2018 - 2021
Supervisor(s): Pascale Champagne, Stephen Brown
Research Project: "Real Time" Detection & Quantification Indicator Organisms for Source Water Protection
There is a need to increase current capability of quantifying indicator organisms being monitored at wastewater treatment plants (WWTPs) in near real-time. Near real-time quantification of bacteria has the potential to improve WWTPs and watershed protection by allowing for the modification of treatment systems.
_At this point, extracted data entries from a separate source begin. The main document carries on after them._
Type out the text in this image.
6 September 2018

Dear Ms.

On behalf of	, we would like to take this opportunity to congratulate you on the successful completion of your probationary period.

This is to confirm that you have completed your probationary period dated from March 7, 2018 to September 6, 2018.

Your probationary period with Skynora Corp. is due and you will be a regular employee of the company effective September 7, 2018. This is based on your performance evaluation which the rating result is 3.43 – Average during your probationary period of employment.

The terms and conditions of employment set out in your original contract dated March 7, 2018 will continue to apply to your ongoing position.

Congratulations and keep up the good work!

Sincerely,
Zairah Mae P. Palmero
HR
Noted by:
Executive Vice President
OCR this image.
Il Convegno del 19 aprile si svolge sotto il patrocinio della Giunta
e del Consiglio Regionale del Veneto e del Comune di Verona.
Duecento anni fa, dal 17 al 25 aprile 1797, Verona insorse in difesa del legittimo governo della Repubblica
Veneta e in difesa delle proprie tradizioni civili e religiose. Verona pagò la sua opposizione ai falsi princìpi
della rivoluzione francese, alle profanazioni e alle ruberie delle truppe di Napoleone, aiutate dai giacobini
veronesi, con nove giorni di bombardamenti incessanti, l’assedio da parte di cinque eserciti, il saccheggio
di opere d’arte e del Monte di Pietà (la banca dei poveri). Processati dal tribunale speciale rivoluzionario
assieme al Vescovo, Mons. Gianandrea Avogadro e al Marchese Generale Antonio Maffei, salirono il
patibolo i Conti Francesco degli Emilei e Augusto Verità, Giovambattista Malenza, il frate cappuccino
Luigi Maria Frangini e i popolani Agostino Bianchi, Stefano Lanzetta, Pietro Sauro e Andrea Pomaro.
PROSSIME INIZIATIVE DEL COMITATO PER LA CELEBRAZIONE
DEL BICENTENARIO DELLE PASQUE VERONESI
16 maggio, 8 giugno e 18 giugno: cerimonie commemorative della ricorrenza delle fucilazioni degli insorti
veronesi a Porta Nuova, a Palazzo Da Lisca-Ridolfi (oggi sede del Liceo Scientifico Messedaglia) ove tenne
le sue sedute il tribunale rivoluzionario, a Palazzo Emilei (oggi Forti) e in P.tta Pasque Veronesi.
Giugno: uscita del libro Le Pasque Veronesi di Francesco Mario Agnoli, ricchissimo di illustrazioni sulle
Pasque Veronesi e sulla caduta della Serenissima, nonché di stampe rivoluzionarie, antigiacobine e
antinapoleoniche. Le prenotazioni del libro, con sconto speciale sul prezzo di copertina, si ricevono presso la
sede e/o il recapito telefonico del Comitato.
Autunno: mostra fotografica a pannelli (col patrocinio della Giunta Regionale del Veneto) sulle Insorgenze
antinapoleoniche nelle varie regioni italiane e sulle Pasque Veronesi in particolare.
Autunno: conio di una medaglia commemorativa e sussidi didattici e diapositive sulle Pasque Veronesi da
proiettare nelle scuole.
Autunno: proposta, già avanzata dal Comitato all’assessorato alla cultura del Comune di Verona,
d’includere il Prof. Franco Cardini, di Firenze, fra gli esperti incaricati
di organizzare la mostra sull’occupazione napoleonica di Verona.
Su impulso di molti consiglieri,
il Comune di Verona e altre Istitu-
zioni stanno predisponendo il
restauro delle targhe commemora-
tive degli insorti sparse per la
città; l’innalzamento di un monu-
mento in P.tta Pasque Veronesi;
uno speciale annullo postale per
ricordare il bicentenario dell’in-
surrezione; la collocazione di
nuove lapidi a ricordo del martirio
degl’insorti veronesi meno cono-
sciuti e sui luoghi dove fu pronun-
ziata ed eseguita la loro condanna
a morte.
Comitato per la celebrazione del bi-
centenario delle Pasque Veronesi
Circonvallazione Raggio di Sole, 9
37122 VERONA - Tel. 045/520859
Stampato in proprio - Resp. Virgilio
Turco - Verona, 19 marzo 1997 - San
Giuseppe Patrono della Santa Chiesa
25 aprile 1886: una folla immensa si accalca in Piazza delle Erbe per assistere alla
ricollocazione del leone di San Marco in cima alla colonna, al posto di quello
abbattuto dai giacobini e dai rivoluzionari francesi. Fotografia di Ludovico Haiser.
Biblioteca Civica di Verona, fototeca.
This can prevent elevated pathogenic discharges and enable the use of naturalised treatment systems, which are highly effective for remote and rural communities. Better treatment control is made possible by rapid test results, completed before the residence time of the treatment or spread of pathogenic contamination. This project assessed test reliability with source water samples of high organic content, like that found in bogs, wetlands, and watersheds. Developing an improved bacteria detection method advances the understanding of the watershed processes. Given that bacteriological composition is important for both discharge limits and determining the efficiency of water treatment within WWTPs, the project is looking to broaden bacterial quantifiability on a range of bacteria specific to wastewater quality. This research assesses the feasibility of quantifying wastewater E. coli and fecal coliforms composition, in comparison to reference methods, using rapid enzyme-substrate analysis with the wide-range of water quality found in wastewater and watersheds.